Cette fois-ci, nous nous entretenons avec le célèbre chef d’orchestre Yannick Nézet-Séguin, dont le plus récent enregistrement sur étiquette ATMA Classique est la Symphonie no 1 de Sibelius, à la direction de l’Orchestre Métropolitain. Nous avons parlé avec M. Nézet-Séguin en mai 2020.
1. Quelle a été votre dernière prestation publique en concert avant le début du confinement?
J’ai donné mon dernier concert le 12 mars 2020, et son enregistrement vidéo est très populaire sur Internet. Je dirigeais les cinquième et sixième symphonies de Beethoven avec l’Orchestre de Philadelphie. Nous avons joué dans notre salle, en habit de concert. Il n’y avait pas d’auditoire dans la salle, car l’interdiction venait d’entrer en vigueur, mais l’orchestre pouvait encore se réunir. Nous nous doutions bien que ce serait le dernier concert avant un bout de temps, et nous l’avons diffusé en direct à l’intention de notre auditoire virtuel.
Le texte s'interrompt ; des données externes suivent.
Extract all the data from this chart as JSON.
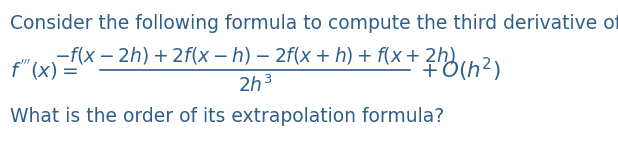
{
  "background_color": "#ffffff",
  "text_color": "#2E5F8A",
  "title_text": "Consider the following formula to compute the third derivative of f:",
  "title_fontsize": 13.5,
  "question_text": "What is the order of its extrapolation formula?",
  "question_fontsize": 13.5,
  "formula_fontsize": 13.5
}
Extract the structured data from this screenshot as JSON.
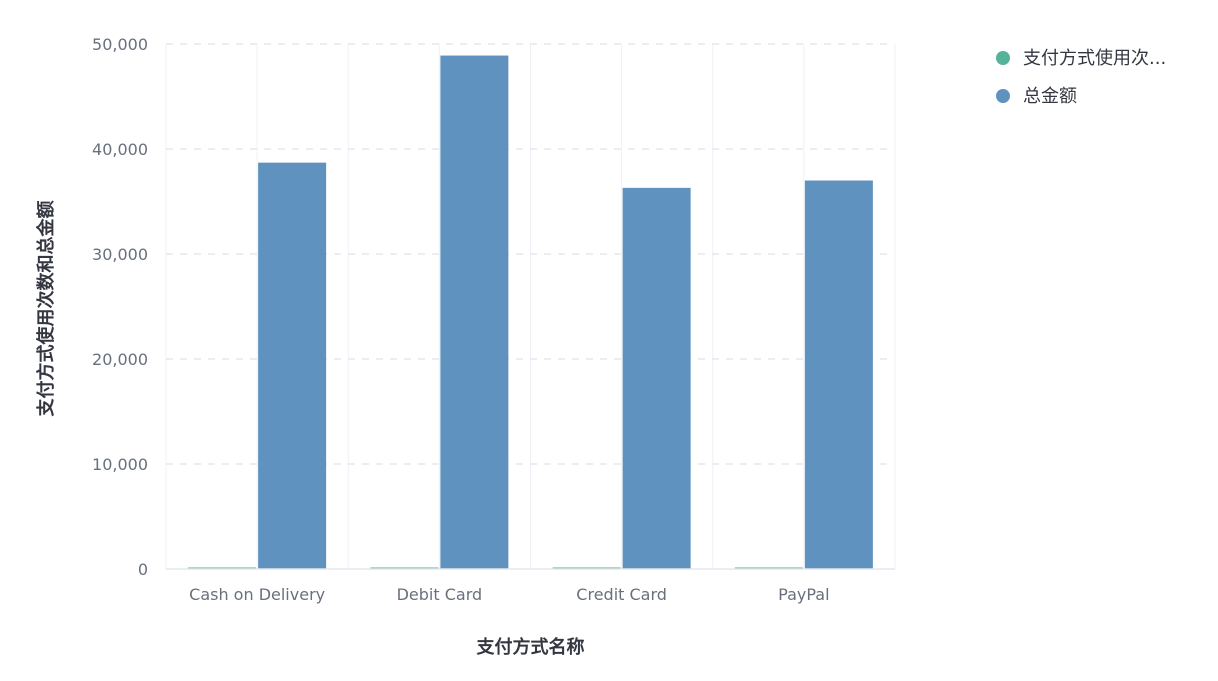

Aucun de nous n’oubliera jamais cette émotion… le fait de jouer sans auditoire et le sentiment qu’il est si important de faire de la musique ensemble. Tout cela a donné un sens particulier à notre façon de jouer ces symphonies très connues et chargées de symboles.
2. En quoi votre routine quotidienne a-t-elle changé au cours de la pandémie?
Ah! si j’avais une meilleure routine! C’est difficile d’en avoir une en ce moment, même si, en fait, c’est très important pour l’esprit. Bien sûr, au début, j’étais tellement occupé par la montagne de tâches administratives que, bien souvent, j’étais trop fatigué pour faire de la musique ou jouer du piano pendant la journée. Maintenant, j’essaie de commencer la journée au piano et de continuer avec l’administration. Je pense que cet équilibre est meilleur pour ma santé mentale.
3. Quel aspect de cette nouvelle réalité trouvez-vous le plus difficile?
Ce qui est très difficile, c’est d’être loin des musiciens avec qui je travaille tout le temps. La pandémie est une situation difficile pour tous les humains du monde, mais en particulier pour les artistes. Nous avons été les premiers à devoir interrompre nos activités, et nous savons que nous serons les derniers à les reprendre. C’est très dur pour notre moral à tous.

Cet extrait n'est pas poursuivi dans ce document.